The conservatory is appointed only by the court, after hearing evidence that the adult needs help. This body may decide on the already chosen guardian or appoint another independently. A person who is allegedly considered incompetent has the right to hire a lawyer and object to the establishment of guardianship. In some states, a competent person may, at his own request, appoint a person who will dispose of his property. The appointed person is obliged to report his actions concerning his ward before the court. Usually, they decide where the incapacitated person will live, what needs and medical care he needs, and where he will invest his assets. Basically, the money of the ward is placed in safe financial accounts or in bonds, which can be used only with the permission of the court. When this permission is requested, immediate family members such as spouses, children, and parents are also notified. The conservator must report all expenses to the court annually, or more frequently if necessary. This type of assistance, when used correctly, is a very useful method of protecting a person with a disability. And the constant participation in this court is an additional guarantee.

Conservation may be general or limited. General means that the person under guardianship cannot make decisions on his own. And in the limited, most of the work is done by the ward himself, the conservative has the right to control only what is appointed by the court.

Does guardianship end in death?  Not quite so, this type of guardianship can be terminated either by a court decision or by the death of the ward. But in the latter case, the custodian is obliged to keep the property until it is transferred to relatives or a personal representative. He will also be required to provide the court with a final account of his actions before and after the death of the ward. Only after all these procedures the conservatory officially ends.

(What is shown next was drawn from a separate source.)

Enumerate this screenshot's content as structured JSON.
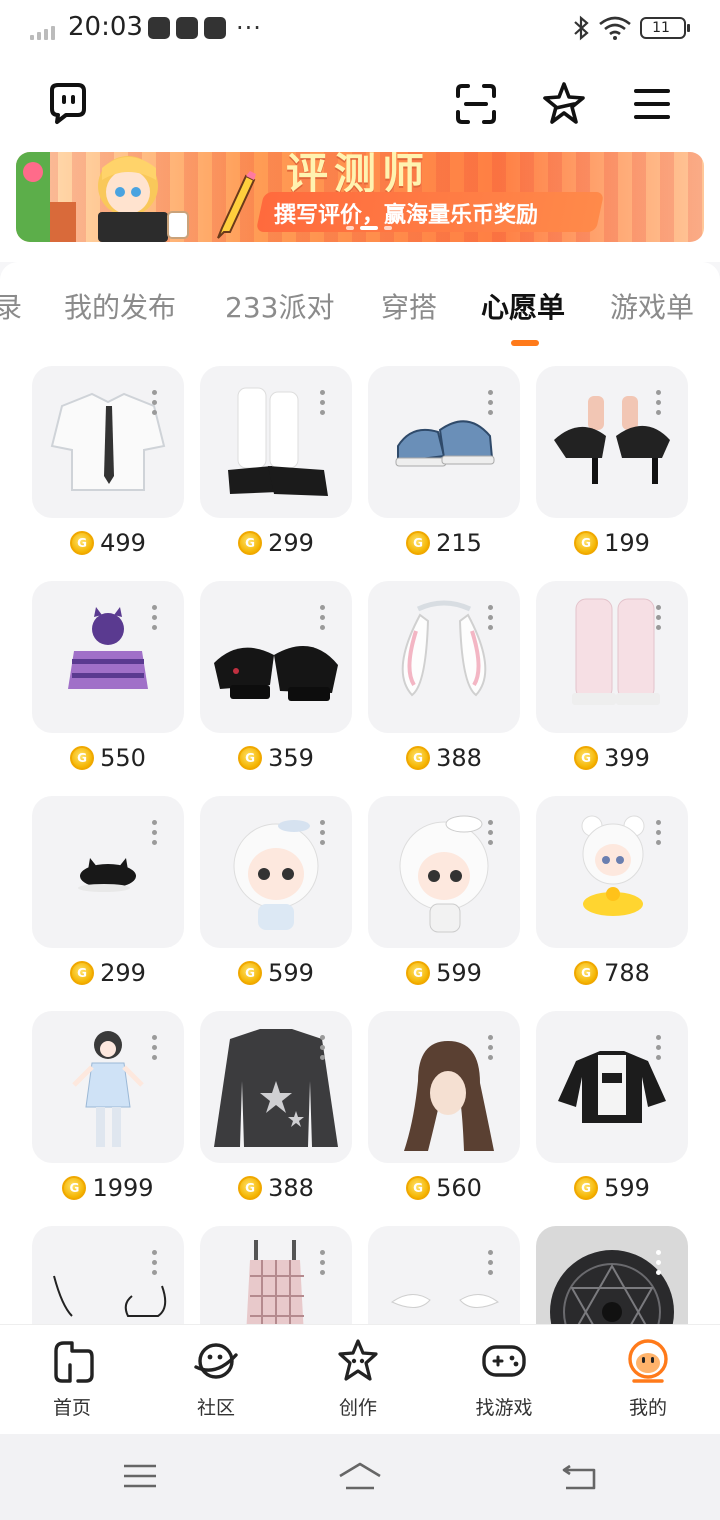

Thus, the difference between these two concepts is quite clearly visible. The conservatory is also considered more difficult because an adult usually has more money, possessions, and responsibilities. But guardianship is also not simple, the appointed person becomes the de facto parent for the minor. But each of these processes is controlled by the court, and if worthy people are appointed, there will be no problems. In case of bad faith or for advice on these issues, we recommend that you contact specialised attorneys such as Barr & Young Attorneys.